La décision de la Cour constitutionnelle a été largement saluée comme un facteur d’apaisement et les mots d’ordre ne trouvaient quasiment aucun écho vendredi en milieu d’après-midi à Dakar aux points de rassemblement où policiers et journalistes étaient plus nombreux que les manifestants.
L’opposition et la société civile criaient au « coup d’Etat constitutionnel » après le report, accusant le camp présidentiel de vouloir éviter la défaite de son candidat, le Premier ministre Amadou Ba, et suspectant M. Sall de vouloir se maintenir au pouvoir.
Le président a lui juré qu’il ne se représenterait pas pour un troisième mandat, justifiant le report par la crainte d’une contestation du scrutin susceptible de provoquer de nouveaux accès de violence après ceux de 2021 et 2023.
Le Conseil constitutionnel, saisi par des opposants au report, a invoqué le principe d’« intangibilité » de la durée de cinq ans du mandat présidentiel.
Appels au respect de la décision
La Commission économique des Etats de l’Afrique de l’ouest (Cedeao), l’Union européenne, la France, le Royaume Uni ont appelé les autorités à se conformer à la décision de la Cour. L’ajournement de la présidentielle avait alarmé d’importants partenaires internationaux, inquiets qu’un pays réputé pour sa stabilité dans une région troublée ne cède à la violence.
Dans les rues de Dakar, Mamadou Caba, employé de 55 ans, a, comme d’autres exprimé son soulagement.
«C’est heureux que le Conseil constitutionnel prenne une décision telle qu’il l’a prise, au moins, là, on est à la moitié du chemin de la bonne solution», a-t-il dit.
Pour Babacar Gueye, un constitutionnaliste coordinateur du collectif de la société civile Aar Sunu Election («Protégeons notre élection») opposé au report, son invalidation est «historique».
Face à l’inquiétude partagée par les partenaires étrangers du Sénégal, le système a « finalement montré qu’il (avait) des ressorts pour surmonter de très grosses crises », a-t-il dit à l’AFP.
Les interrogations portent désormais sur la date du scrutin et la liste des concurrents.
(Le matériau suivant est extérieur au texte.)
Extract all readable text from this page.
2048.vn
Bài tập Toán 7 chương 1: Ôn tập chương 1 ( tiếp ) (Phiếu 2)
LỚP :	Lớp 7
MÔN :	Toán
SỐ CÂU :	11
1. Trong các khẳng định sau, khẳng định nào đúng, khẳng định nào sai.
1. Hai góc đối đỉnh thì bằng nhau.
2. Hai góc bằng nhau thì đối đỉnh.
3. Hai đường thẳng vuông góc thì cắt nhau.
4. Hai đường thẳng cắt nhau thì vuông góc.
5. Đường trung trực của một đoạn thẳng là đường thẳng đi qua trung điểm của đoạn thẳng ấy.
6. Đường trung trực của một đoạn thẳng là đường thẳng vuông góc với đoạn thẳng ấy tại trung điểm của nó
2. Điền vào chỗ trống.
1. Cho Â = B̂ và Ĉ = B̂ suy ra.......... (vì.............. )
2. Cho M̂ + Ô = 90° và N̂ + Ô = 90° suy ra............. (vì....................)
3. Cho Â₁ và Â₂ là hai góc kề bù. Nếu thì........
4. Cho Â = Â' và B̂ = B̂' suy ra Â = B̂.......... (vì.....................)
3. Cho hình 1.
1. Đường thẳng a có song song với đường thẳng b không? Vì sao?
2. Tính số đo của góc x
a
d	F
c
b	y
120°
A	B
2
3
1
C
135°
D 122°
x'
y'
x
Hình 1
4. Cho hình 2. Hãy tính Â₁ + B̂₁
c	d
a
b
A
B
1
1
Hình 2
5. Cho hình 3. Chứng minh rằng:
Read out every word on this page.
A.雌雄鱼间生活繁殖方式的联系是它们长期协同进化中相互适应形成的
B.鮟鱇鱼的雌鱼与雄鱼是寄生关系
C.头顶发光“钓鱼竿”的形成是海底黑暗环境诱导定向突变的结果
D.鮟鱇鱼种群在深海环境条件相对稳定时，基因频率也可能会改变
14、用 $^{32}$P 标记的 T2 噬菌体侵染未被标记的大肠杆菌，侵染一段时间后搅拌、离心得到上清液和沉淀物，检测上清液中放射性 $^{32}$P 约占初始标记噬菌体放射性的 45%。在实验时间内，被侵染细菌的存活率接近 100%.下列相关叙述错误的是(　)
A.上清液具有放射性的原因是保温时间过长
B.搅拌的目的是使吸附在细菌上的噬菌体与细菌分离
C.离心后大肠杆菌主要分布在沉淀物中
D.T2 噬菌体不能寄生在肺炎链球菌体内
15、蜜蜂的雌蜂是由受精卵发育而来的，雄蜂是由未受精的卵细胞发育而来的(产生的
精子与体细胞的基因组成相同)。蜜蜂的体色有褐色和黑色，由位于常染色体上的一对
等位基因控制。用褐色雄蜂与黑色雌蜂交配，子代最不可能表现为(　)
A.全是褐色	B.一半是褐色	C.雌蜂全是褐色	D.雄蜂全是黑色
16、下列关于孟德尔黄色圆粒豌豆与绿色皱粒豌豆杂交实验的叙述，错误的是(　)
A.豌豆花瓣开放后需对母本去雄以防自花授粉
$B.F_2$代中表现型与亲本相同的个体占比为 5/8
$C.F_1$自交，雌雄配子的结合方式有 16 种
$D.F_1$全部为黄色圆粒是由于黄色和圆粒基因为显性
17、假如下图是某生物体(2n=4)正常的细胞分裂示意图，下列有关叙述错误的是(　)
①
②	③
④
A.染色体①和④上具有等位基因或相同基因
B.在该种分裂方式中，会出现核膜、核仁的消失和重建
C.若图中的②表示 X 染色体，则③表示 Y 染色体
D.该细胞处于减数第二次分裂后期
Le Conseil constitutionnel avait validé 20 candidatures en janvier.
Le porte-parole du gouvernement, Abdou Karim Fofana, a noté que le Conseil n’imposait pas de date. Il a laissé entrevoir des discussions entre le président et les acteurs politiques, «qui permettront d’organiser les choses».
Le chef de l’Etat «doit prendre ses dispositions pour qu’on discute, pour qu’on voie comment mettre en oeuvre la décision du Conseil», a dit à la presse l’un des principaux candidats, Khalifa Sall.
Il n’a pas dit si l’élection devait avoir lieu avant ou après le départ du président Sall. Mais il a partagé une perception commune après la décision du Conseil: le 2 avril, à l’expiration de son mandat, le président Sall «doit partir».
Dans l’opposition, Amadou Ba a déclaré que «Macky doit organiser l’élection présidentielle avant la fin de son mandat le 2 avril 2024, qui reste la date de passation», a rapporté le quotidien Walf.
Amadou Ba est le mandataire de Bassirou Diomaye Faye, numéro deux du parti dissous Pastef, qui a livré au pouvoir après 2021 un bras de fer ponctué d’épisodes meurtriers.
Des centaines de sympathisants de ce parti et des membres de la société civile ont été arrêtés.
Dans un geste d’apaisement, 134 d’entre eux ont été libérés depuis jeudi et 90 devaient l’être vendredi, selon le ministère de la Justice.